When BMC Biology launched its iconic image we acknowledged the extreme artistic licence of portraying selected vertebrate phyla pictorially while whole microbial kingdoms were denoted with a single blob. This was not intended to signify a lack of interest in the microbial world on our part, and to update our readers on a major effort to explore its taxonomic diversity and role in the biosphere, we invited the instigators of the Earth Microbiome Project (EMP), launched in 2010 with the aim of sampling the microbial diversity of the planet, to give us a progress report.
In their short comment article on the achievements and aspirations of the EMP, Jack Gilbert, Janet Jansson and Rob Knight deliver a positive message on crowd-sourcing as an approach for a project of this scale and reach. As of this July they have processed 30,000 samples from a wide variety of ecosystems (including the human microbiome), all collected by collaborators from independent research projects who are willing to make their data available with unrestricted access immediately after analysis.
So far the focus has been on 16S rRNA sequence analysis, and the considerable challenge of developing an open-source analytical platform that not only gives information on the phylogenetic structure of each sample, linked to data on the environment from which it was collected, but which also combines the data from all samples to generate a master table of operational taxonomic units that delineates the abundance of each type of organism in each environment.
This enables a correlative analysis of environmental parameters and microbial community structure and the results are shaping which questions should be addressed and which biomes targeted in selecting the next 20,000 samples to be processed. The original final target of 200,000 samples remains in place, as does the plan to do metagenomic analyses and metabolic modelling as well. Metagenomic analyses have currently been limited to a few sample sets, however, and current efforts with respect to this aspect of the EMP are on developing analysis pipelines to incorporate these data fully into the project.
Readers of a recent comment by Bill Hanage in Nature might ask whether there is a danger of interpreting too much from 16S rRNA data and of overhyping the importance of variations among microbiomes. But while not shy about the ambition of the EMP and the remarkable energy with which it is being pursued, Gilbert, Janssen and Knight do not claim to be saving the world.
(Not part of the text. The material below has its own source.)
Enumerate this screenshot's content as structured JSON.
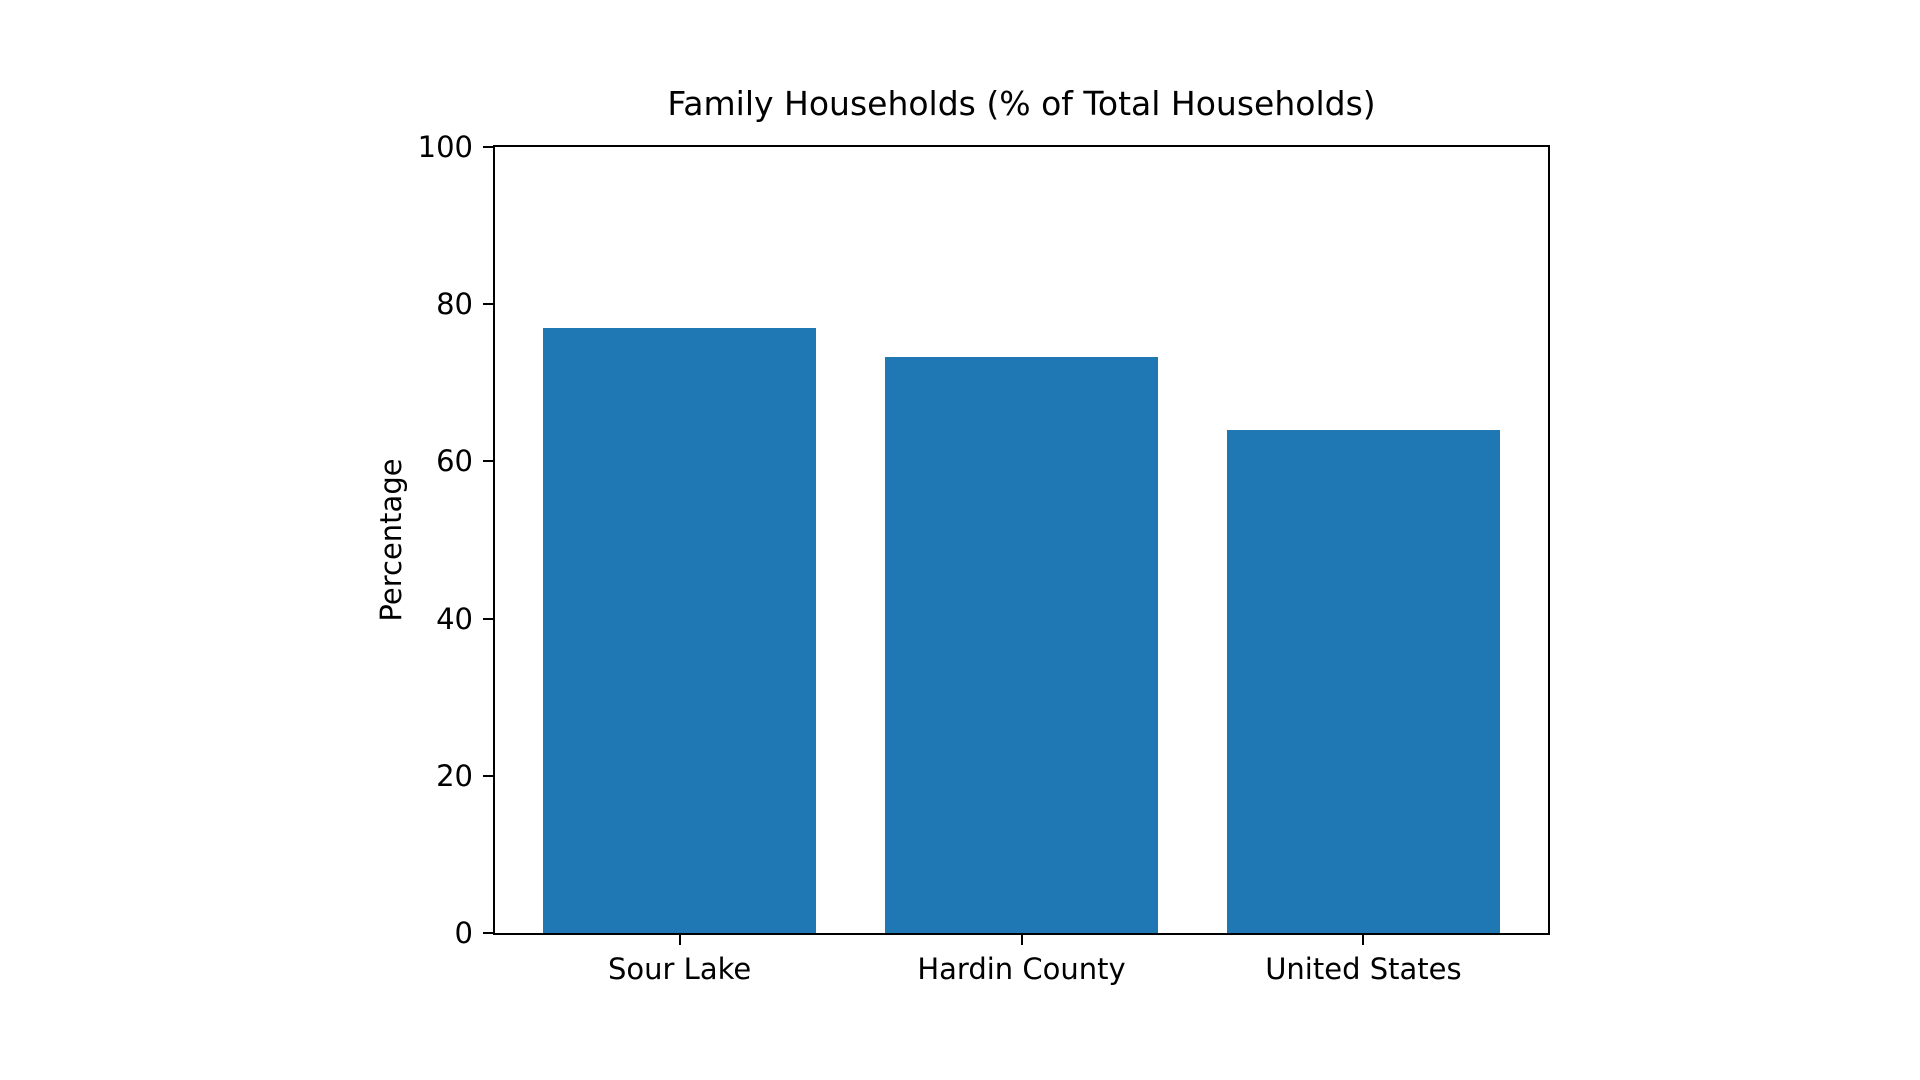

They make it clear that the project is amassing correlative data that does not in itself prove causation, and that its value lies largely in co-ordinating their collection, and making them available on an open analytical platform. The hope is, of course that testable hypotheses of cause and effect will emerge (especially as more metagenomic and metabolic data are included), and that it will be possible to cure some ills (both human and environmental) by manipulating the microbiota.
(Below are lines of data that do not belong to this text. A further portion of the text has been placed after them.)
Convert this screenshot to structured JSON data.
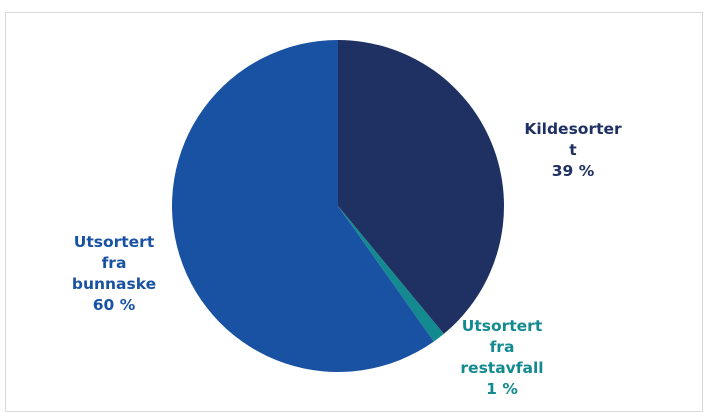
{
  "chart_data": {
    "type": "pie",
    "title": "",
    "slices": [
      {
        "label": "Kildesortert",
        "display_lines": [
          "Kildesorter",
          "t",
          "39 %"
        ],
        "value": 39,
        "color": "#1f3162"
      },
      {
        "label": "Utsortert fra restavfall",
        "display_lines": [
          "Utsortert",
          "fra",
          "restavfall",
          "1 %"
        ],
        "value": 1.2,
        "color": "#138a8f"
      },
      {
        "label": "Utsortert fra bunnaske",
        "display_lines": [
          "Utsortert",
          "fra",
          "bunnaske",
          "60 %"
        ],
        "value": 59.8,
        "color": "#1a52a3"
      }
    ],
    "start_angle_deg": 0,
    "direction": "clockwise",
    "legend": "none"
  }
}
Some hints of this are given in the selected projects discussed briefly in the article, for example the one identifying how loss of microbial diversity and changes in the carbon cycle are linked with agricultural land use in the American prairies. But the issue directly addressed by the project is the primary need to know more about the genetic and functional diversity of microbial communities in different environments. And although 16S rRNA phylogenies are (as Hanage points out) a coarse indicator of diversity, they are a starting point and already the EMP has greatly expanded our knowledge of microbial diversity. Six million genus or species level taxa were identified from the first 10,000 samples, of which only a small fraction could be mapped to previously known 16S rRNA phylogenies.
The distorted underrepresentation of microbes in our BMC Biology icon becomes ever more egregious, and we must once again plead artistic license and hope to continue to avoid an award from Jonathan Eisen for our twisted tree.